The agency released a draft white paper last month and is now taking public comment on laying out technical options for CO2 abatement at new gas power plants.
The goal of the new rule is to require steeper carbon cuts on fossil fuel projects. EPA’s white paper cites decades of carbon capture and storage and carbon capture utilization and storage projects applied to coal, natural gas-fired plants, and other facilities.



The paper also lays out other technologies that could bring down a gas plant’s carbon emissions like heat rate improvements, and hybrid plants that burn gas with hydrogen or renewable energy. The agency is aiming to promote the deployment of cutting-edge technologies that have the potential to deliver the significant reductions in the energy industry that are needed.

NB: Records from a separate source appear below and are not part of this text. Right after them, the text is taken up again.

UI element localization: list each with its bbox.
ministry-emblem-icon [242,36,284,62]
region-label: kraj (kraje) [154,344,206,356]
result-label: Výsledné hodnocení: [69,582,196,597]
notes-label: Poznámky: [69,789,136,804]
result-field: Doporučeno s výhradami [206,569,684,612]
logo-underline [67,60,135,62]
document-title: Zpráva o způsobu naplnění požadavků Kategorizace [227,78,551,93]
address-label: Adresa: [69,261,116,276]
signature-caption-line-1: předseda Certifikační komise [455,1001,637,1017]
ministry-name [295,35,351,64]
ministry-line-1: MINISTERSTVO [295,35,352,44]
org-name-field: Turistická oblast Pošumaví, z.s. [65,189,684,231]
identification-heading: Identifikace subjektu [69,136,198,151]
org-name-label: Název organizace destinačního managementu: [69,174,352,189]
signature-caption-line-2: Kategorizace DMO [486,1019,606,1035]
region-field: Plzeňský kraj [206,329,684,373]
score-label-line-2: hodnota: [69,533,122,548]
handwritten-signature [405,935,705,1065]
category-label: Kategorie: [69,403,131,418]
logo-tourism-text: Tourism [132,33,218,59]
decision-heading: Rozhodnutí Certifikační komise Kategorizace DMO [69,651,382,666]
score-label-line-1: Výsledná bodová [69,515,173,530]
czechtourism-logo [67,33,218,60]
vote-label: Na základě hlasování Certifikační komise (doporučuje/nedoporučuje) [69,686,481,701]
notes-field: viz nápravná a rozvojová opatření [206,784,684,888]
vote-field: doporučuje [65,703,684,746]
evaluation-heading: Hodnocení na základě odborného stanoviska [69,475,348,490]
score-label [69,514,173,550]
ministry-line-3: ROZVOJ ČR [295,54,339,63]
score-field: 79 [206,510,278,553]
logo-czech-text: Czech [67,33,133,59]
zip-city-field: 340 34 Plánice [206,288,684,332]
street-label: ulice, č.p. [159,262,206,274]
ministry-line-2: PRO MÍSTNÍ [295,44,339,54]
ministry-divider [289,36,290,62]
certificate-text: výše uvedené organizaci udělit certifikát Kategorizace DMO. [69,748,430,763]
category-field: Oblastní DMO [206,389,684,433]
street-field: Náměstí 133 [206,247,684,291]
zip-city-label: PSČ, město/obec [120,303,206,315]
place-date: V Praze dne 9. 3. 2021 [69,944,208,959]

“By talking about CCS and hydrogen, they show that they’re thinking about the longer-term question of what ultimately are we going to do with gas plants that will be needed to maintain reliability for many years… But I wouldn’t read that as saying that CCS or hydrogen are really on the table for the rulemaking they have to do in the next year,” said Jeff Holmstead, former EPA air office under President George W. Bush.
According to Holmstead, the white paper also makes it clear that those technologies aren’t adequately demonstrated to work on a large-scale yet.
Relevant: Carbon Capture Policy Blueprint Calls On Congress For More Support
The EPA’s proposal is expected later this year with a final rule due in 2023. Another EPA draft rule for existing power plants is also expected this year.
Back in 2015, the Environmental Protection Agency released a rule that requires coal-fired power plants to partially offset emissions via carbon capture and storage. Back then, the Trump administration proposed repeal of the rule.



The same mandate also sets a carbon limit for new gas plants of 1,000 pounds per megawatt-hour. Now the agency could raise the scales and propose a 20 or 30% tightening of that standard. It could also go further by requiring carbon capture on newly built gas plants the same way it did with coal-fired plants in its 2015 rule.
According to Mike O’Boyle, director of electricity policy at Energy Innovation, who criticized enforcing carbon capture, if EPA bases its rule on it, utilities could choose to opt for something else that allows them to keep emissions at the limits set by the rule.
“Just because EPA decides that certain emissions reduction technologies are commercially feasible doesn’t mean that necessarily we will or should get more of those technologies deployed in the real world,” said Mr O’Boyle.
Relevant: Study Says Carbon Capture Does Not Reduce Emissions Sufficiently
Carbon capture and storage is certainly viewed as a decarbonization path by some environmental and governmental organizations. However, they still need to be tested for efficiency in the real world before they could be required by law to be deployed on a large scale.
Some of the carbon capture projects that have been implemented by the energy industry have shown to reduce emissions below their initial targets. They are also still expensive which limits their widespread deployment on a large scale.